A question arises: what is the reason for differentiating the notions of planetary resources and natural resources? And why do we introduce the notion of planetary resources at all? Will the neologism of planetary resources not end up an empty or artificial concept, thought up and used solely with a view to form and strengthen a special ideological discourse?

First of all, it must be said that the term ‘planetary resources’ is used in one of the above classifications. The environmental-economic classification divides resources into cosmic and planetary based on their exhaustibility and renewability. In this case, planetary resources include atmosphere, hydrosphere, geo-thermal energy and climatic resources.

Second, we believe it is possible to expand the notion of planetary resources. However, before we do this we would like to define planetary resources using their essential qualities:

  • the notion of planetary resources is inclusive in that it includes various classifications;

  • planetary resources serve as the basis for any other resources - it is not possible to maintain the Earth’s sustainability and reproduction as a holistic system;

  • planetary resources are inalienable and not appropriable, because they exceed the norms, claims and limitations of any national jurisdiction due to their scope and fundamental character.

No doubt, this definition implies the need to expand the notion of planetary resources.
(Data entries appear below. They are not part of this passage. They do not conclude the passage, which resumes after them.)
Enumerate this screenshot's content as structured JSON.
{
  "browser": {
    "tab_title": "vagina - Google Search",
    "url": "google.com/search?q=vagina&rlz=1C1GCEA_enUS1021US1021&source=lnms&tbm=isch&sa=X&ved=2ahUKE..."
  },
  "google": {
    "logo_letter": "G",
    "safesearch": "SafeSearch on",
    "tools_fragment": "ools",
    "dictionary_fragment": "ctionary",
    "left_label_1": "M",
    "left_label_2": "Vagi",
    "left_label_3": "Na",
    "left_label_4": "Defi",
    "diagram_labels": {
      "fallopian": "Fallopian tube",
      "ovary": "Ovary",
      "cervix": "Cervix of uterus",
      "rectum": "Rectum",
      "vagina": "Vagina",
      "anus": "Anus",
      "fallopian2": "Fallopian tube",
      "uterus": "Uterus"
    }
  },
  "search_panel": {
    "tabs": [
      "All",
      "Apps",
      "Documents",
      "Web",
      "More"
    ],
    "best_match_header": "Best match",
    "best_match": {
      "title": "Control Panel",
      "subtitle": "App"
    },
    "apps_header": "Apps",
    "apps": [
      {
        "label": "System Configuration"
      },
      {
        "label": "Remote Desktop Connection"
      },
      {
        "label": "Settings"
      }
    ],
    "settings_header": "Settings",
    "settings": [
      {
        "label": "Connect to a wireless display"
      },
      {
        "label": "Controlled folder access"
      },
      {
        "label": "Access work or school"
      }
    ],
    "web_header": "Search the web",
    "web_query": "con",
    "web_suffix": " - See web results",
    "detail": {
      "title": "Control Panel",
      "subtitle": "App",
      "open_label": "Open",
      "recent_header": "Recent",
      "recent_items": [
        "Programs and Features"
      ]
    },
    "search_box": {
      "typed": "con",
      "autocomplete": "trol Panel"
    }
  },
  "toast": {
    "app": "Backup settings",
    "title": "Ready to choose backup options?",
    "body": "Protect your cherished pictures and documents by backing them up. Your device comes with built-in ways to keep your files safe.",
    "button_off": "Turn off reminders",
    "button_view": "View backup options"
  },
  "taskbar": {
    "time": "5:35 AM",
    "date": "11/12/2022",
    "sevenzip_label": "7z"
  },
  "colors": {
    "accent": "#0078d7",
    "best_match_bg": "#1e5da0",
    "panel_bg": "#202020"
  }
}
We will represent it in table format and then provide some explanations.

(3) Planetary Resources: Types

Resource Components The Most Valuable Elements
1 Near Space Celestial bodies (the Sun, planets, meteorites, comets etc.), their orbits and energies (gravitational fields, solar radiation, radiation, electromagnetic radiation) Sunlight and thermal energy
2 Earth’s Atmosphere Troposphere, tropopause, stratosphere, stratopause, mesosphere, mesopause, Karman Line, thermosphere, thermopause, and exosphere Oxygen and ozone
3 Solid and liquid substances in the Earth’s crust Continents and islands, soils, geo-thermal energy, the world ocean, internal bodies of water, and hydrothermal energy Fertile soils and fresh water
4 Climate as a combination of the Earth’s climate zones Air temperature, water temperature, humidity, atmospheric pressure, light conditions Climates suitable for the existence and reproduction of complex forms of protein life
5 Earth’s Crust Continental crust, ocean crust, mineral resources, upper mantle, lower mantle, outer core, core Non-renewable exhaustible mineral resources
6 Biosphere as an Integral System biota, including humans and anthropogenic systems humans (due to their ability to shape the environment and bear responsibility for it)
7 Noosphere information, civilization-historical experience, languages and beliefs, cultures, scientific knowledge, aesthetic and moral values, intellectual potential of humanity – collective intelligence Intellectual potential of humanity

1 - Akimova T.A., Khaskin V.V. Resursy i dinamika biosfery (Resources and Dynamics of the Biosphere).

2 - Akimova T.A., Khaskin V.V. Resursy i dinamika biosfery (Resources and Dynamics of the Biosphere).